Whenever we hear the phrase ‘big data’ we usually have connotations with texts or numbers, yet data in the form of audio or video has never been so widespread. One requirement for real-time communication is to ensure data availability for audio files. Various adaptation models are used to adjust the processing of received audio packets based on the delay conditions within the network. Current models perform delay adaptation by mostly using a buffer to store received packets. Therefore, there is an increasing need for understanding the use of buffer algorithms. Yet, before proceeding with them, let’s have a look at the definition of a buffer.
A buffer is used to compensate for varying network delays and varying playout request. In an ideal setting, a packet always arrives at the time for the corresponding playout event.
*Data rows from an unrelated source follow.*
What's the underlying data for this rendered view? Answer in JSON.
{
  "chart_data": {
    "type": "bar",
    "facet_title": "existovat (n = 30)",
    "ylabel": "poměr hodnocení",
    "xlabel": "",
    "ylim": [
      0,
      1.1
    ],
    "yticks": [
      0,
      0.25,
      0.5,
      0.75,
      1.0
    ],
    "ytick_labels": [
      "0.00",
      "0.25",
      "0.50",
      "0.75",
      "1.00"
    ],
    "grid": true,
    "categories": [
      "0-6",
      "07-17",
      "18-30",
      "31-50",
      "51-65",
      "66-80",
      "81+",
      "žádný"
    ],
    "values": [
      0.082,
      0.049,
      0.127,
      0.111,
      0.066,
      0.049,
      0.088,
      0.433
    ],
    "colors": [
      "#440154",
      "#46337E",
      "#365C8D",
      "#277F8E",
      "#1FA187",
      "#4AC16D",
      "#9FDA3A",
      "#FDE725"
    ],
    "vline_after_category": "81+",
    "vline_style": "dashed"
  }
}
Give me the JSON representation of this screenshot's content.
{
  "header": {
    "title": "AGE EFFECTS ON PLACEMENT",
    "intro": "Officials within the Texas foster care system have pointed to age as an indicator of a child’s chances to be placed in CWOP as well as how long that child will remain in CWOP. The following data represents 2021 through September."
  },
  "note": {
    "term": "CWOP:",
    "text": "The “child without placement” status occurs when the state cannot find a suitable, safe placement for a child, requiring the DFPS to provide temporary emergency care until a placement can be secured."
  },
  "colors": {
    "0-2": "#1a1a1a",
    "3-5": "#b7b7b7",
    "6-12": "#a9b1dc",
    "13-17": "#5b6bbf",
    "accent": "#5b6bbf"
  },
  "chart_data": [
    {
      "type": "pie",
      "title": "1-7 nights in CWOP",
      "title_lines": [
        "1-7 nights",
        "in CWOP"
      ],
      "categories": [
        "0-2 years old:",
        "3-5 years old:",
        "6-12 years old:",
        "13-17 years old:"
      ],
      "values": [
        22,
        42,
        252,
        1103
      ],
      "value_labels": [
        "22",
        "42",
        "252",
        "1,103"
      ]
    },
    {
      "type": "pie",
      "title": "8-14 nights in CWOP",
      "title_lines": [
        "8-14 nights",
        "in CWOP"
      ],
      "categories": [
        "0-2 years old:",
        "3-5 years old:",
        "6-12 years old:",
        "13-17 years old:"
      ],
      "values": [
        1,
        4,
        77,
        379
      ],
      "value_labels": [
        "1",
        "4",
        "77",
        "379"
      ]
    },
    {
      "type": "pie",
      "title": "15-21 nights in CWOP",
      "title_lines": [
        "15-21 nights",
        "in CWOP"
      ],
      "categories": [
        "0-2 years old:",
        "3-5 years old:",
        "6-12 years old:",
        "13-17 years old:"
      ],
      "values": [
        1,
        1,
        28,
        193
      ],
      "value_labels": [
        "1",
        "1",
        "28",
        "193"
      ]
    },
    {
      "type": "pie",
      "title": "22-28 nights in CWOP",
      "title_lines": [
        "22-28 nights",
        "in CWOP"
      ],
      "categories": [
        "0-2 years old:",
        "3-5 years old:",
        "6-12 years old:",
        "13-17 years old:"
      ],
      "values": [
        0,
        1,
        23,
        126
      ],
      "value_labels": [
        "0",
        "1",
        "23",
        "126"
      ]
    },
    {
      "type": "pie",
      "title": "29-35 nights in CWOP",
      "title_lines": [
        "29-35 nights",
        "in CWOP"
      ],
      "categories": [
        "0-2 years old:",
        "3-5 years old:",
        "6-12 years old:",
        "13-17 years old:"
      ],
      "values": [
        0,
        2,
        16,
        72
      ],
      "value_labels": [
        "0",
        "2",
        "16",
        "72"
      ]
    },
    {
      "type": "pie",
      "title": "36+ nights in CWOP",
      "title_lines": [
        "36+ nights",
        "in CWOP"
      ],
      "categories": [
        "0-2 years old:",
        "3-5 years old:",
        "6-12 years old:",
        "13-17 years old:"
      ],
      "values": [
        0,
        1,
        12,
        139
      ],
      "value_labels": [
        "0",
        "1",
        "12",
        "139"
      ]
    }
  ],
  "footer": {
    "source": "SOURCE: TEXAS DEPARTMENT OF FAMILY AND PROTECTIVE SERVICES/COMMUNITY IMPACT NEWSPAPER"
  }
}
In a real setting, this is not the case due to varying network delays as seen in Figure 1. A buffer is needed to store a certain amount of incoming packets and delay their playout such that there is always data available for playout. In addition to this, the rate of incoming audio packets and playout events might be slightly different due to clock drift.
A mechanism is needed to adjust the buffer level by generating or removing data. Optimally this algorithm has to keep the amount of data in the buffer as low as possible and to keep the delay as low as possible, but also to minimize the probability of a loss of packets due to late arrival. A buffer level adjustment algorithm is based on the following three components:
1. Inter-Arrival Time Prediction:
The algorithm implements the delay adaptation by estimating a time-dependent histogram of audio packet inter-arrival times over past inter-arrival times, including the current inter-arrival time. An exponentially decaying weighting window is used to lower the influence of further away samples. The inter-arrival times are represented in terms of a number of packet lengths, as an integer:
- An inter-arrival time of 1, therefore, corresponds to the packet’s length up to, but not including, two times the packet’s length.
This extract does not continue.